A new pathway on the historic Harahan Bridge allows pedestrians and bicyclists their own right of way. At nearly a mile in length, Big River Crossing is the longest public pedestrian bridge across the Mississippi River and connects downtown Memphis to Arkansas. Since opening in 2016, thousands of people have enjoyed this free amenity.
Visit Big River Crossing
Big River Crossing is a great place to start your journey to discover what makes Memphis so unique. Open daily from 6 a.m. to 10 p.m., the crossing welcomes thousands of people, some for fitness, others for photography, and many for a sense of adventure. Everyone wants to take in the spectacular views of the river and the Downtown Memphis skyline.
The Mighty Lights
At night, the bridge, along with the Hernando de Soto Bridge, becomes a beacon of LED lighting turning into Mighty Lights, a nightly light show that illuminates the Mississippi River. Visitors can take in magnificent views of the light show from across downtown's riverfront. The light shows are often themed for holidays and special events going on in the city.
How to Get There and What to Expect
On the Memphis side, park in the lot at Martyrs Park on Channel 3 Drive, or along the street. More available spaces can be found at the Central Station Pavilion at 563 South Front Street. If you are on foot or a bike, there is access via Channel 3 Drive near Virginia Avenue W., just beyond the driveway for the Church of the River.
The crossing is family-friendly and pet-friendly. The Memphis Police Department monitors 47 security cameras 24 hours a day on Big River Crossing. Plus, there are several emergency call boxes along the bridge. Once on the crossing, remember that it is a shared-use path for pedestrians and peddlers, and bike riders should yield to pedestrians, as well as alert them when you are passing (always on the left).
When you step foot on the Big River Crossing, you'll immediately feel the safe and sturdy floors, side panels, and railings. Within minutes you realize that you no longer on terra firma, but are walking on a sky bridge over the Mississippi River. The thought and the view can take your breath away!
As you near the Arkansas side, there’s even a roof that offers shade. Walking from Memphis to Arkansas takes you from an urban setting to flood plains and farm land. At the Arkansas end of the crossing there is a covered patio area complete with benches, picnic tables and bike racks. Future plans include the development of a nature area with multiple hiking trails.
Overall, the stroll across the river is a comfortable one, with a slight incline more noticeable as you approach from the Arkansas side. Along the way you can watch as boats pass underneath, or a train rolls by on the tracks, all while taking in the fabulous views of the South Bluffs, Beale Street Landing and the city's skyline.
If you're looking to extend your adventure, continue about 5.5 miles west of Big River Crossing's terminus to Broadway Avenue in West Memphis, Arkansas.
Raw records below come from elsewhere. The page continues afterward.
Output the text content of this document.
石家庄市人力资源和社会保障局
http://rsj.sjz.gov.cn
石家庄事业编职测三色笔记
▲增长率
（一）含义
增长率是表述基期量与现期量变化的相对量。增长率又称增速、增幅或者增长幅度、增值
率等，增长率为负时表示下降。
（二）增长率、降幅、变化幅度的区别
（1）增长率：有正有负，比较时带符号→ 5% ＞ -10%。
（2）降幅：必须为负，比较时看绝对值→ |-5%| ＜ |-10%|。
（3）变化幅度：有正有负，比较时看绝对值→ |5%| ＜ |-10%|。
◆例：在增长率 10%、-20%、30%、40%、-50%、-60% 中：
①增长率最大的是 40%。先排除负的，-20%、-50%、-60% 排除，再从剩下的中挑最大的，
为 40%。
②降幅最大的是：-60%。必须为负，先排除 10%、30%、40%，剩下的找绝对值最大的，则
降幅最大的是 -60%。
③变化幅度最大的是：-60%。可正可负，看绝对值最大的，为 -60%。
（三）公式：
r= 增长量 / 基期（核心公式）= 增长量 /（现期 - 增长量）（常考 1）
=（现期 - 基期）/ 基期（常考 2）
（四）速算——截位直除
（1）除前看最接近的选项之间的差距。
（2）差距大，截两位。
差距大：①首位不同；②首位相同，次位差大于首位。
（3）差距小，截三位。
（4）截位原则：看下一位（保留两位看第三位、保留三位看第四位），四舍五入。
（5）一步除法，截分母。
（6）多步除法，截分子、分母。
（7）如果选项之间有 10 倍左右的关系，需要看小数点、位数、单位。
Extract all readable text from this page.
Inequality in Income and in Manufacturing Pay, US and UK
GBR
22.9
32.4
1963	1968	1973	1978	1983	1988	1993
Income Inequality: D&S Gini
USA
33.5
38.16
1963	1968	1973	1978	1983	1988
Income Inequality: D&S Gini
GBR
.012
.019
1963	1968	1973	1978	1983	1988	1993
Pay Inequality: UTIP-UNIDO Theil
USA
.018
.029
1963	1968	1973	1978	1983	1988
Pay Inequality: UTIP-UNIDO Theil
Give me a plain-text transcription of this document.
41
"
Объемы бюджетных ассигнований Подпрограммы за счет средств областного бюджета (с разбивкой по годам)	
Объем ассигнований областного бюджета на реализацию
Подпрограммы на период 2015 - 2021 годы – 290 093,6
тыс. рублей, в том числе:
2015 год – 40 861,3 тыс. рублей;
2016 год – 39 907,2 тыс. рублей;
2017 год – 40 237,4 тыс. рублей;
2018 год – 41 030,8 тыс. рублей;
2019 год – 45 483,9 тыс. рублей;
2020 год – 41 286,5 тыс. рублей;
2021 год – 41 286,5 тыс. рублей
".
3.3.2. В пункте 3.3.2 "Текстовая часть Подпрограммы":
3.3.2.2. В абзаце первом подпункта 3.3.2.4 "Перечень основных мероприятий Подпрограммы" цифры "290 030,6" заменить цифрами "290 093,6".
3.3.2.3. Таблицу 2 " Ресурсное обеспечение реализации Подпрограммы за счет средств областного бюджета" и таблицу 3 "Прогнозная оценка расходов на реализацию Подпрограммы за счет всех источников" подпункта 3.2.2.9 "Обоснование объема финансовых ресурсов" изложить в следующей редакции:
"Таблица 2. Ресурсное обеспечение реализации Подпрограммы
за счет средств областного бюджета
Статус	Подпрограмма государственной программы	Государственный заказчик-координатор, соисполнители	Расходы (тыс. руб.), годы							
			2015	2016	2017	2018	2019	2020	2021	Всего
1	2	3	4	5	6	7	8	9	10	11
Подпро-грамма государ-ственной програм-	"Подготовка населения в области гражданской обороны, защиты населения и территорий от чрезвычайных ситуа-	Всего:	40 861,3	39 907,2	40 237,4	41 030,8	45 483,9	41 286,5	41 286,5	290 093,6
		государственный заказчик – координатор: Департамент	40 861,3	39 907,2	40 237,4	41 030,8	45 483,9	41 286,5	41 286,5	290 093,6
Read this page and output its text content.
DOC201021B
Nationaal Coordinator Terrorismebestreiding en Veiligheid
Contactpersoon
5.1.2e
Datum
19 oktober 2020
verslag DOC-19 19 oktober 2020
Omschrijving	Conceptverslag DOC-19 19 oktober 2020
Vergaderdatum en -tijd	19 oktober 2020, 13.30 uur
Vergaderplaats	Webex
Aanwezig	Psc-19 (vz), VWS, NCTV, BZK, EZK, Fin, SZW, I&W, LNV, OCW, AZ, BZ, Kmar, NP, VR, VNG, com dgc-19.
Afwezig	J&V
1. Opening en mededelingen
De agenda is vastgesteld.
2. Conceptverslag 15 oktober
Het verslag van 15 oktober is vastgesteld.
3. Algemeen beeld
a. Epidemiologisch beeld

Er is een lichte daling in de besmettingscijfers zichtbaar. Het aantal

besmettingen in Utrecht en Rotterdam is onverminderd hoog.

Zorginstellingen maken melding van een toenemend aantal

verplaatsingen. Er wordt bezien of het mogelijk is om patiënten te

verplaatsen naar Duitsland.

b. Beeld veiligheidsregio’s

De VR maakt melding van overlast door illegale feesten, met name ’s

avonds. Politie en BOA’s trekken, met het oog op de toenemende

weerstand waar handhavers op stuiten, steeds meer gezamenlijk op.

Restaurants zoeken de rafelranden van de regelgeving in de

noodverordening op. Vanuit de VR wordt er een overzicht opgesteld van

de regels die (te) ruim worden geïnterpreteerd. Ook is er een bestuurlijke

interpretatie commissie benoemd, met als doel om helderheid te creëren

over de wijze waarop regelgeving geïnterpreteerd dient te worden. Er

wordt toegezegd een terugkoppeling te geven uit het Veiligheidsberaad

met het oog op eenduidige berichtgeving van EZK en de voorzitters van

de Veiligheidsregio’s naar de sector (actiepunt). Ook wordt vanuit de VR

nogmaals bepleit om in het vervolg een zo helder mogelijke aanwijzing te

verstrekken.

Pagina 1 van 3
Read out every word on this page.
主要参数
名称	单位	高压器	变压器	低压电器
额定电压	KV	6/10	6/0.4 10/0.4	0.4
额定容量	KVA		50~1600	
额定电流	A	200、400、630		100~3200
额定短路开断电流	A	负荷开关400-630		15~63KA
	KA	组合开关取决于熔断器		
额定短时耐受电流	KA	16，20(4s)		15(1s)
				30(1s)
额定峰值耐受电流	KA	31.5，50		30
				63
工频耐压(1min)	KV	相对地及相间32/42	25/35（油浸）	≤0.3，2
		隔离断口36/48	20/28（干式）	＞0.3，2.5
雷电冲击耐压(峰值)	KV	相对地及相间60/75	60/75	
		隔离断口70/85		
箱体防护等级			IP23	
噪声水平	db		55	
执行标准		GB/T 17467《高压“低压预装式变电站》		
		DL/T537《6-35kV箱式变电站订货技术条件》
The Main Street district runs from South 14th Street to South Rhodes Street along East Broadway Avenue and is home to the original KWEM radio station, legendary for giving airtime to up-and-coming local artists. Crackling to life in 1947, KWEM hosted artists including Howlin’ Wolf, B.B. King, Johnny Cash, Albert King and others.
For serious cyclists, the Big River Trail is a 70-mile graded path across levees and can be accessed via the trailhead on Broadway Avenue in West Memphis.
On the Memphis side, when you exit Big River Crossing you are in Downtown — home of the blues and a place filled with restaurants and shops. Bike lanes on Front Street and The Riverwalk can take you safely around . If you want to head deeper into the city, there are bike lanes on North Parkway (on the north side of Downtown) and protected bike lanes on E. H. Crump on the south side, and the lesser traffic on Jefferson make it another choice street to ride — all will take you into Midtown.